Little tip for any other budding Afrika-bound travellers; don’t watch Blood Diamond. A brilliant film it may be, but the constant gunfire, casual genocide and perennial screaming did little to sooth over any underlying fears about the continent. Though saying that it did provide me with three invaluable lessons which I will adhear to over coming months; firstly, don’t trust anyone with a dodgy South African accent (he’s only after one thing), secondly, everybody in Afrika wears wife-beaters, and thirdly, never, ever, use the phrase ‘Your just another black man in Africa,’ when speaking to the local population, it does not go down well.
Blood Diamond aside, my preparation for the trip has been fairly coherent and surprisingly organised, thanks in no small part to the willingness of everybody to impart some sort of ‘advice’ or insight when it comes to Afrika. These ranged from my brothers insistence that driving from Tanz, through Somalia and Sudan, and back to Manchester was a ‘do-able exercise,’ to my uncle’s solitary piece of travel advice, namely “Make sure you don’t catch anything uncureable out there,” said with a wry smile and the knowledge I knew exactly what he was getting at. As a result, the subsequent packing for this particular expedition has been comparable to a Columbian man stumbling across a world of drugs but only having one, small mule to put them all in.

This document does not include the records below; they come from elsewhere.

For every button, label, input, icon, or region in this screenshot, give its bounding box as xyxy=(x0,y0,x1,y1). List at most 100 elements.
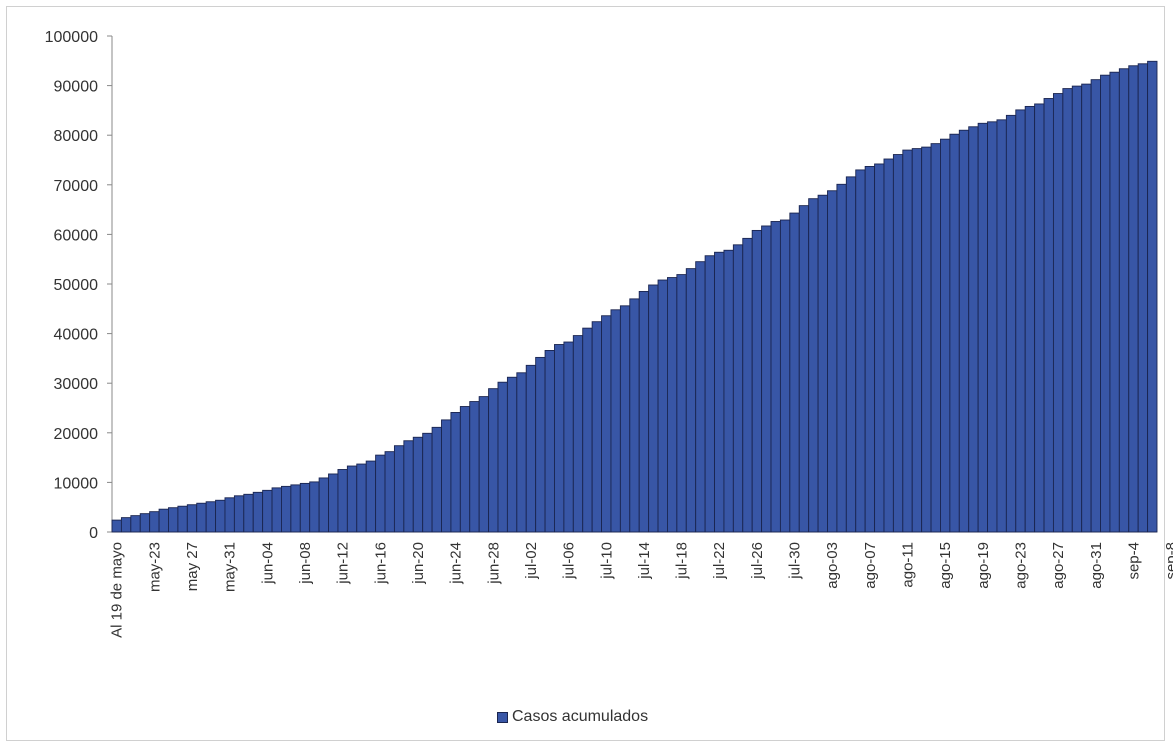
y-tick-label: 10000 xyxy=(54,475,99,492)
bar xyxy=(977,122,988,533)
bar xyxy=(761,225,772,533)
y-tick-label: 100000 xyxy=(45,29,98,46)
x-tick-label: ago-27 xyxy=(1050,542,1067,589)
x-tick-label: jul-10 xyxy=(598,542,615,580)
bar xyxy=(657,279,668,533)
bar xyxy=(403,440,414,533)
bar xyxy=(572,335,584,533)
y-tick-label: 50000 xyxy=(54,277,99,294)
bar xyxy=(1043,98,1054,533)
x-tick-label: ago-11 xyxy=(900,542,917,588)
bar xyxy=(591,321,603,533)
x-tick-label: ago-03 xyxy=(824,542,841,589)
x-tick-label: jun-24 xyxy=(448,542,465,585)
x-tick-label: jun-08 xyxy=(297,542,314,585)
y-tick-label: 70000 xyxy=(54,178,99,195)
bar xyxy=(356,463,367,533)
bar xyxy=(667,277,678,533)
bar xyxy=(1062,88,1073,533)
bar xyxy=(563,341,574,533)
bar xyxy=(478,396,490,533)
bar xyxy=(535,356,546,533)
bar xyxy=(365,460,377,533)
bar xyxy=(1015,109,1026,533)
bar xyxy=(318,477,329,533)
bar xyxy=(779,219,791,533)
bar xyxy=(186,504,198,533)
x-tick-label: may-23 xyxy=(146,542,163,592)
bar xyxy=(1118,68,1130,533)
x-tick-label: ago-31 xyxy=(1088,542,1105,589)
bar xyxy=(205,501,216,533)
x-tick-label: jun-04 xyxy=(259,542,276,585)
bar xyxy=(224,497,235,533)
bar xyxy=(422,432,433,533)
bar xyxy=(685,268,697,533)
bar xyxy=(450,412,461,533)
bar xyxy=(874,163,885,533)
bar xyxy=(544,350,555,533)
x-tick-label: jul-06 xyxy=(561,542,578,580)
bar xyxy=(497,381,508,533)
bar xyxy=(1147,60,1158,533)
bar xyxy=(111,519,122,533)
bar xyxy=(1034,103,1045,533)
bar xyxy=(1128,65,1139,533)
bar xyxy=(120,517,132,533)
bar xyxy=(582,327,593,533)
x-tick-label: jul-02 xyxy=(523,542,540,580)
bar xyxy=(177,505,188,533)
bar xyxy=(431,426,442,533)
bar xyxy=(798,205,810,533)
x-tick-label: may-31 xyxy=(222,542,239,592)
bar xyxy=(638,290,650,533)
x-tick-label: jun-16 xyxy=(372,542,389,585)
bar xyxy=(262,489,273,533)
bar xyxy=(1137,63,1149,533)
bar xyxy=(412,436,424,533)
bar xyxy=(384,451,395,533)
bar xyxy=(130,515,141,533)
bar xyxy=(168,507,179,533)
bar xyxy=(817,194,828,533)
bar xyxy=(271,487,282,533)
bar xyxy=(732,244,744,533)
bar xyxy=(958,129,970,533)
bar xyxy=(836,183,847,533)
y-tick-label: 60000 xyxy=(54,227,99,244)
x-tick-label: jul-14 xyxy=(636,542,653,580)
bar xyxy=(770,221,781,533)
bar xyxy=(601,315,612,533)
x-tick-label: jul-26 xyxy=(749,542,766,580)
bar xyxy=(619,305,631,533)
bar xyxy=(714,251,725,533)
x-tick-label: jun-12 xyxy=(335,542,352,585)
x-tick-label: ago-19 xyxy=(975,542,992,589)
bar xyxy=(469,401,480,533)
bar xyxy=(158,508,169,533)
x-tick-label: ago-07 xyxy=(862,542,879,589)
bar xyxy=(328,473,339,533)
bar xyxy=(346,465,358,533)
y-tick-label: 40000 xyxy=(54,327,99,344)
bar xyxy=(676,274,687,533)
bar xyxy=(281,485,292,533)
bar xyxy=(949,133,960,533)
bar xyxy=(845,176,857,533)
bar xyxy=(554,344,565,533)
bar xyxy=(723,249,734,533)
x-tick-label: ago-23 xyxy=(1012,542,1029,589)
bar xyxy=(892,154,904,533)
y-tick-label: 0 xyxy=(89,525,98,542)
legend: Casos acumulados xyxy=(497,708,648,726)
legend-swatch xyxy=(497,711,508,723)
bar xyxy=(149,511,160,533)
bar xyxy=(610,309,621,533)
bar xyxy=(1024,105,1036,533)
y-tick-label: 20000 xyxy=(54,426,99,443)
legend-label: Casos acumulados xyxy=(512,708,649,725)
bar xyxy=(488,388,499,533)
bar xyxy=(309,481,320,533)
bar xyxy=(996,119,1007,533)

I can sincerely recommend the website gapyear.com, as a solid place to sort regardless of your destination; essentials such as mosquito nets, water purification kits and a wind-up torch can all by found with relative ease. They are all rather pricey, but as it turns out there is a limit on the crap Tescos is willing to sell, the idiot traveller is often given little choice. After spending on this fun-filled website the equivilant of what Tanzania's answer to Alan Sugar earns in a year, and filling up my man-size backpack with such gear, I had a similar amount of difficulty deciding on what clothes to take.
Now, this isn’t a night out in Sheffield. A dirty shirt (nobody will notice the smell once we are in the club, and if they do, theres usally someone whose pissed themselves in the corner I can blame), and shoes held together by an ecletic mix of glue and gaffer tape is unlikely to impress the locals. My next thought was inspired by Roger Moore, and his one-man mission to resurrect the safari suit in the 1980’s Bond films, however a jumped-up white bloke in a linen suit waltzing about rural Africa teaching the ‘Queen’s English’ is one thing that my degree taught me not to do. Africa’s twin tormentors of sun and mosquitos, mean that it is wise for those of a fairer complexion (no one cares if you don’t burn in Rochdale, this is Afrika) to cover up as much as is possible, with long-sleeve shirts and preferably lighter trousers. Obviously, I am also taking a range of Topman’s shorts for those days when I fancy a breeze circulating, though this in itself brings a new problem as knees are considered offensive by many of Tanzania’s more conservative population, and we have been advised to wear shorts which cover the offending body parts. Sure, drunk policeman and ‘white man bus fares’ are part of life, but as soon as someone shows a bit a knee everyone kicks up a fuss. Typical.